Если по отходе поезда сон еще не прилетает, я перехожу к «спасению ребенка»: второй сюжет, которым я на разные лады, очень часто пользуюсь. Чаще всего, это — ребенок моего друга, единственный и обожаемый сын, приговоренный докторами к смерти, почти умирающий. Я прибегаю ночью. В доме нахожу тот беспорядок, который сопровождает тяжелое горе; мать на коленях; отец точно окаменел; как привидения, скользят по стенам тени родственников и друзей; доктор стоит, скрестив руки, около постели, где лежит маленький Джулио, уже неподвижный и белый, точно мертвый. Я вхожу, меня едва замечают. Обращаюсь к отцу и к матери, — «Он не слышит уже ничего! Ничего не говорит! Все кончено!» — Кто знает! —отвечаю я. —Тон моего ответа их поражает: они глядят на меня, подходят вместе со мной к постели, но на их лицах — выражение сострадания к собственной надежде.

— Джулио! — зову я.

Но нет. Иллюзия не достаточно хорошо приготовлена. Я начинаю снова, с самого первого своего появления, более тщательно работая воображением; я представляю себе живее, с более определенными и более ясными подробностями, эту комнату, здесь освещенную, там темную, некоторые разбросанные предметы, искаженное и помертвелое лицо матери, цвет ее беспорядочного костюма, дрожание ее белых ручек, которыми она хватается за голову, взгляд удивления и сомнения, который они оба устремляют на меня, усталое и сонное лицо врача, скрывающего рукою зевок. Готово? — Готово. — Итак, к делу.

— Джулио! — зову я.

Ребенок открывает глаза.
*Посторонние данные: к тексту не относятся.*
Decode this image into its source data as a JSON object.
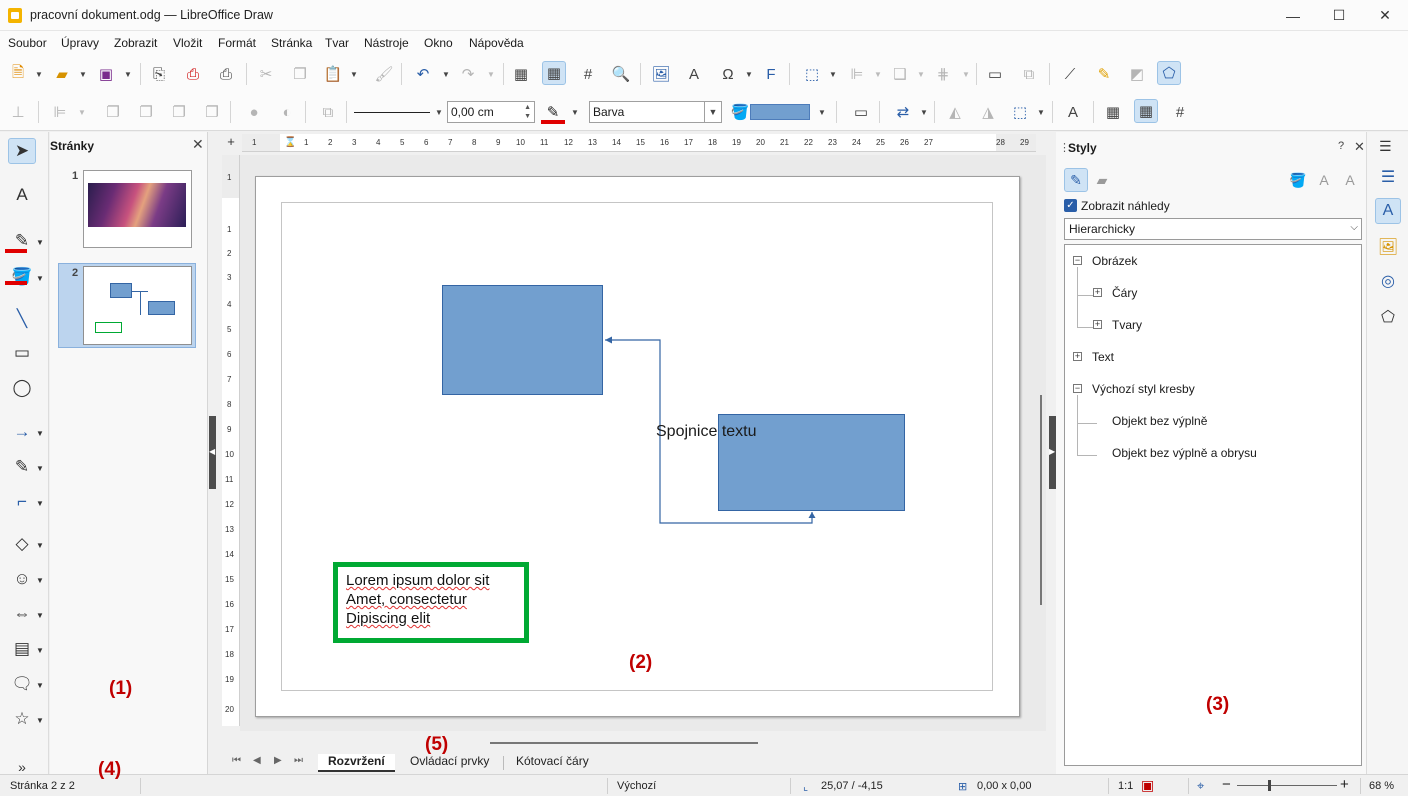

У матери вырывается крик, отец хватает меня за руку, доктор вздрагивает.

Тут я пользуюсь иногда одним, иногда другим способом: иногда это склянка лекарства, обладающего чудодейственной силой (историю его я придумываю заранее), иногда же это просто целительное свойство (таинственное даже и для меня самого) моего прикосновения и моего голоса. Одну руку я кладу ребенку на голову, а другую — на сердце. Сердце оживляется, щеки розовеют, члены становятся гибкими. И чудо за чудом: Джулио смотрит кругом себя, узнает родителей, улыбается, жестом руки просит апельсин... Щупаю его, — лихорадки больше нет. Он отведывает апельсина, приподнимается, смеется, говорит... Он спасен! И вот я слышу, действительно слышу, клики удивления и радостные рыдания, чувствую трогающие меня руки и уста, целующие меня, слышу близкие и отдаленные голоса, поспешные шаги, хлопающие двери, стук упавшего стула, и запах эфира, смешанный с запахом апельсина, корки которого я вижу на комоде. О, мой дорогой друг, каким голосом клянешься ты мне в своей вечной благодарности, сжимая меня в объятиях и глядя мне в глаза сияющими глазами! А ты, прелестная мамаша, в слезах и не помня себя, — ты кладешь мне на плечо свою головку, касаясь моих уст твоими белокурыми волосами! Кто в подобные мгновения обратит внимание, куда попадет поцелуй! Да разве я не имею почти что права на него?... Но это уж фантазии безумца... Да и не безумна ли наполовину всякая человеческая радость?

———

А то еще вот что. Я — благодетельный крез. Но моя благотворительность не мудреная. Для того чтобы получить и усладить свое воображение, мне надо благотворить немедленно, на скорую руку, без удержу и без правил, как поступил бы ребенок-миллионер. Так что я предаюсь истинным восторгам благородного эгоизма. Выхожу я из дома, нагруженный банковыми билетами, и приступаю к погоне за нищетой. Я приглашаю к роскошному обеду голодающего бродягу, которого я вижу около полудня в раздумье перед трактиром и который уже отчаялся получить свою скромную порцию яичницы; я останавливаю проходящего мальчика в лохмотьях, веду его к «Братьям Боккони»1, откуда вывожу его преображенным с головы до пят; я посылаю великолепный венок из белых роз на пустой катафалк, ожидающий умершего ребенка, мать которого, как я слышал, в отчаянии, что должна похоронить его без цветов. Потом, я натыкаюсь по дороге на ворох мебели, вокруг которого, в слезах, собралась вся семья, выселенная из дому. — Несите все наверх, плаксы! — кричу я им;— я обеспечиваю вам кров вплоть до открытия памятника Виктору Эммануилу в Риме. — На одном перекрестке я в разговоре двух и? женщин схватываю на лету горестное восклицание: — Как же вы хотите, чтоб у меня взяли ее, когда опа бесприданица? — Я круто : оборачиваюсь: — Бесприданица? Этот дом напротив — ее приданое!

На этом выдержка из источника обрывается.